A su vez a ella le replicaba Eurímaco, hijo de Pólibo:
«Hija de Icario, muy prudente Penélope, no creemos que éste te lleve y
tampoco parece normal, sino que sentimos vergüenza del chismorreo de
hombres y mujeres, de que alguien en alguna ocasión, uno muy ruin de los
aqueos, diga: “¡Que hombres tan viles pretenden a la esposa de un hombre
intachable, que ni siquiera tensaron su arco bien pulido, mientras que otro, un
mendigo vagabundo recién llegado, armó fácilmente el arco y lo disparó a
través de los hierros!”. Así dirán y eso será una vergüenza para nosotros».

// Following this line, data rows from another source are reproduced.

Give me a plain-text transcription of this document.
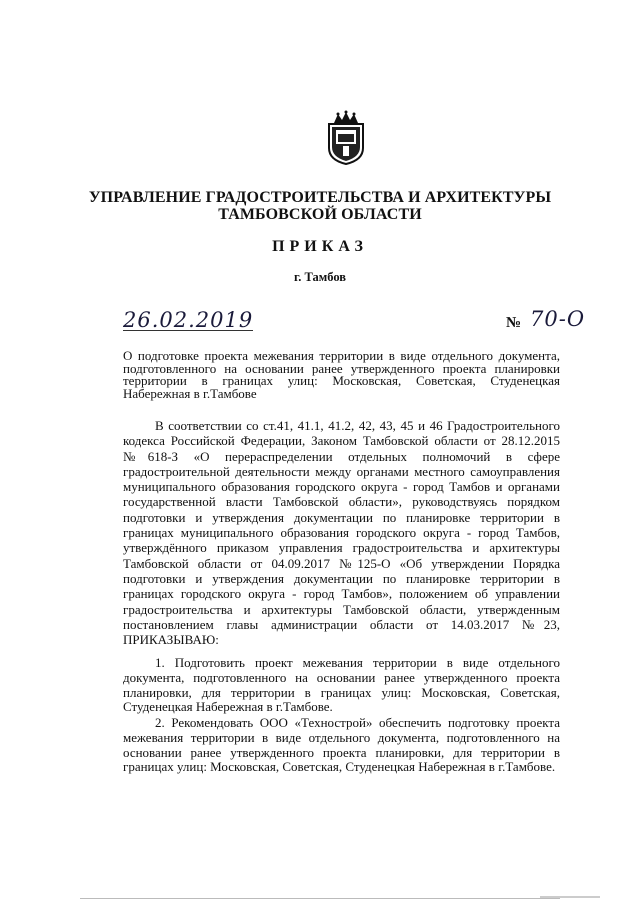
УПРАВЛЕНИЕ ГРАДОСТРОИТЕЛЬСТВА И АРХИТЕКТУРЫ
ТАМБОВСКОЙ ОБЛАСТИ
ПРИКАЗ
г. Тамбов
26.02.2019	№ 70-О
О подготовке проекта межевания территории в виде отдельного документа, подготовленного на основании ранее утвержденного проекта планировки территории в границах улиц: Московская, Советская, Студенецкая Набережная в г.Тамбове
В соответствии со ст.41, 41.1, 41.2, 42, 43, 45 и 46 Градостроительного кодекса Российской Федерации, Законом Тамбовской области от 28.12.2015 №618-З «О перераспределении отдельных полномочий в сфере градостроительной деятельности между органами местного самоуправления муниципального образования городского округа - город Тамбов и органами государственной власти Тамбовской области», руководствуясь порядком подготовки и утверждения документации по планировке территории в границах муниципального образования городского округа - город Тамбов, утверждённого приказом управления градостроительства и архитектуры Тамбовской области от 04.09.2017 №125-О «Об утверждении Порядка подготовки и утверждения документации по планировке территории в границах городского округа - город Тамбов», положением об управлении градостроительства и архитектуры Тамбовской области, утвержденным постановлением главы администрации области от 14.03.2017 №23, ПРИКАЗЫВАЮ:
1. Подготовить проект межевания территории в виде отдельного документа, подготовленного на основании ранее утвержденного проекта планировки, для территории в границах улиц: Московская, Советская, Студенецкая Набережная в г.Тамбове.
2. Рекомендовать ООО «Технострой» обеспечить подготовку проекта межевания территории в виде отдельного документа, подготовленного на основании ранее утвержденного проекта планировки, для территории в границах улиц: Московская, Советская, Студенецкая Набережная в г.Тамбове.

De nuevo le contestó la muy prudente Penélope:
«Eurímaco, no es posible que mantengan buena fama de ningún modo en
el pueblo quienes deshonran y devoran la casa de un hombre muy noble. ¿Por
qué tomáis eso como afrenta? Ese extranjero es muy alto y muy robusto y, con
respecto a su linaje, aseguro que es de noble padre. Así que, venga, dadle el
arco bien pulido para que lo veamos. Ya que os voy a predecir lo que podría
cumplirse. Si lo tensa, y le concede su ruego Apolo, lo vestiré con hermosas
ropas, un manto y una túnica, y le daré un agudo venablo, arma de defensa
contra perros y hombres, y una espada de doble filo. Y le ofreceré sandalias
para sus pies y le dispondré el viaje a donde su corazón y su ánimo lo
impulsen».
Pero a ella, a su vez, le contestaba el juicioso Telémaco:
«Madre mía, respecto al arco ninguno de los aqueos tiene más autoridad
que yo para darlo o negárselo a quien quiera, ni entre cuantos poseen sus
dominios en la rocosa Ítaca, ni de cuantos los tienen en las islas frente a la
Elide criadora de corceles. Ninguno de éstos me forzará contra mi voluntad,
incluso si yo quisiera ofrecerle este arco al extranjero para que se lo lleve. Así
que retírate al interior de la casa y ocúpate de tus tareas del telar y la rueca, y
ordena a tus sirvientas que se apliquen a sus labores. Del arco se cuidarán los
hombres todos, y ante todo yo, de quien es el poder en esta casa».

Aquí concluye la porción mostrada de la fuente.